As well as using alcohol to cope, Gerry learned ‘that if I really pushed myself workwise I could zone it out. This lead to me becoming a workaholic. I never rested, always doing something. I felt constantly compelled to do so to keep the depression at bay. I could never relax. At the time I was unaware that in reality my depression was becoming incrementally worse’.

Around 15 years ago Gerry read in the media that Rutherford had been reported for child abuse. ‘The reporter who wrote the item invited any other possible victims to come forward.
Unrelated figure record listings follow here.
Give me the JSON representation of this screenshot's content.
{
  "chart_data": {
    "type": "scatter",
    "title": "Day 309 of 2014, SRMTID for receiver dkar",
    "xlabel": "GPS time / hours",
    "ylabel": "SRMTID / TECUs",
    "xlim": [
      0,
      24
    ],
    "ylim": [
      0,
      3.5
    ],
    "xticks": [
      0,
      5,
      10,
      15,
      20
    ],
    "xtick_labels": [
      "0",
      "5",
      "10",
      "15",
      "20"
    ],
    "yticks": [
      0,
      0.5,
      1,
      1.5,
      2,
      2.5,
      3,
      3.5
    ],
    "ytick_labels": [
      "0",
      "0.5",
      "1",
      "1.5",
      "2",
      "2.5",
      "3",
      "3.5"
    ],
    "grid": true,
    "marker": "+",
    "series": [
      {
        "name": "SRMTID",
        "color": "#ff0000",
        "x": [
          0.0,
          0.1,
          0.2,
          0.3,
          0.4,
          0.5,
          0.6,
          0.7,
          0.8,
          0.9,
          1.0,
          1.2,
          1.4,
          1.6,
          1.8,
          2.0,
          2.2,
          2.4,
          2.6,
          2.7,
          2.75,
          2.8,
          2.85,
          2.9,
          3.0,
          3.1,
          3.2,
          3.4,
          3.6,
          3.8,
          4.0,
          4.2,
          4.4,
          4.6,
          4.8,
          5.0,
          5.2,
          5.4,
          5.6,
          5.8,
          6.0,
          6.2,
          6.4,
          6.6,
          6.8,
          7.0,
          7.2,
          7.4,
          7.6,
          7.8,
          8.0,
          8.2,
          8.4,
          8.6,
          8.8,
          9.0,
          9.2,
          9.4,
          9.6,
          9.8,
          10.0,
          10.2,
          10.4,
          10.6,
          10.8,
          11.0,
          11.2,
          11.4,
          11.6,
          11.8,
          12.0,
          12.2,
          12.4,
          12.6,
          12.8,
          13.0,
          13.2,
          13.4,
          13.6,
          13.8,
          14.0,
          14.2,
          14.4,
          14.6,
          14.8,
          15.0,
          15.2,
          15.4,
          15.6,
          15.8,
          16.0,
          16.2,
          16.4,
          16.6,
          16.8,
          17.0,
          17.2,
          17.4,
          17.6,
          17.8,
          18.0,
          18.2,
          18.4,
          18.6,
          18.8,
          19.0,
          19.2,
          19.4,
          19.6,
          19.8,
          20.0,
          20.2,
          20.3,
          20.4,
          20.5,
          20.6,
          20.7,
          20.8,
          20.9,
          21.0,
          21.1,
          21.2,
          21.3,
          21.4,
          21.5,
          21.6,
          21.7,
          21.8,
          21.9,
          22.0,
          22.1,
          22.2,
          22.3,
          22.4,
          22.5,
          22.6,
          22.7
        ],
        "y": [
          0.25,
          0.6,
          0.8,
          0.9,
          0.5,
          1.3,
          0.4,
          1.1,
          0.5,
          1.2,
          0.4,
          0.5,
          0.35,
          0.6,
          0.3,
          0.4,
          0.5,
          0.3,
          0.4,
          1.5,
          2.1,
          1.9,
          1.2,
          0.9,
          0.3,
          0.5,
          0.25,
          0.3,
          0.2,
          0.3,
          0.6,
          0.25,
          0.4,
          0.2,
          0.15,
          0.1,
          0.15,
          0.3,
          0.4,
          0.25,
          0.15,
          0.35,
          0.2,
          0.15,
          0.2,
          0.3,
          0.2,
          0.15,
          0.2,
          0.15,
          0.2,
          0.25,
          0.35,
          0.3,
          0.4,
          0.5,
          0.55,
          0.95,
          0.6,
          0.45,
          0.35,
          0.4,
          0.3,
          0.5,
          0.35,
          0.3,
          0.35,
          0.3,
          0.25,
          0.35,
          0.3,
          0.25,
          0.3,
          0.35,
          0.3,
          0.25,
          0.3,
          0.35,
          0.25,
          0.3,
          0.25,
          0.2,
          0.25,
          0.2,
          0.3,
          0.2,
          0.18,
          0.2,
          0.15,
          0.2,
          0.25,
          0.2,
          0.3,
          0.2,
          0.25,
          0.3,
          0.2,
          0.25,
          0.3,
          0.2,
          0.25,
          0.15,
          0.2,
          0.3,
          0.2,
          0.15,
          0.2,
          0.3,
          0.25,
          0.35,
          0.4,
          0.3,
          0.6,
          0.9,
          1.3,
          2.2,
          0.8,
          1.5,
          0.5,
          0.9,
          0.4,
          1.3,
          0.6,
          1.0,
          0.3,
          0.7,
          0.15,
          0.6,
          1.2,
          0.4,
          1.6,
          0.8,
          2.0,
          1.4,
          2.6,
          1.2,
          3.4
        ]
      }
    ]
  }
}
I gave it some thought then felt I just didn't need to go there and dismissed it.’

More recently his mental health declined and he became physically and mentally ‘burnt out’. ‘My depression had become so deep and dark that it was life threatening.’

His doctor referred him to a psychiatrist ‘who has proved to be a truly wonderful man. He has assisted me to realise what is at the bottom of my depression, and along this present path to healing and personal growth’.

When going through some old papers Gerry came across some of his high school reports, realising his grades had deteriorated once the abuse started. He also found the article about Rutherford, which he did not remember having kept.

‘I had kept it for some reason. Out it all came. I broke down and was absolutely bereft. The same way one would when losing one close. This was so healing! The little boy had learned to cry again!’

Gerry has continued seeing his psychiatrist, disclosing some details about the abuse to him, and feels he has now reached a place where he can forgive Rutherford. ‘This is a big milestone in my life.’

He has also recently told his mother. She was shattered that she hadn’t protected him, but admitted she may not have believed him at the time if he had told her.

Gerry understands that Rutherford moved overseas many years ago, and is now likely to be deceased. As yet he has not applied for any compensation but on learning of the Church’s Towards Healing process is considering this, as it might help with the payment of his psychiatrist’s fees.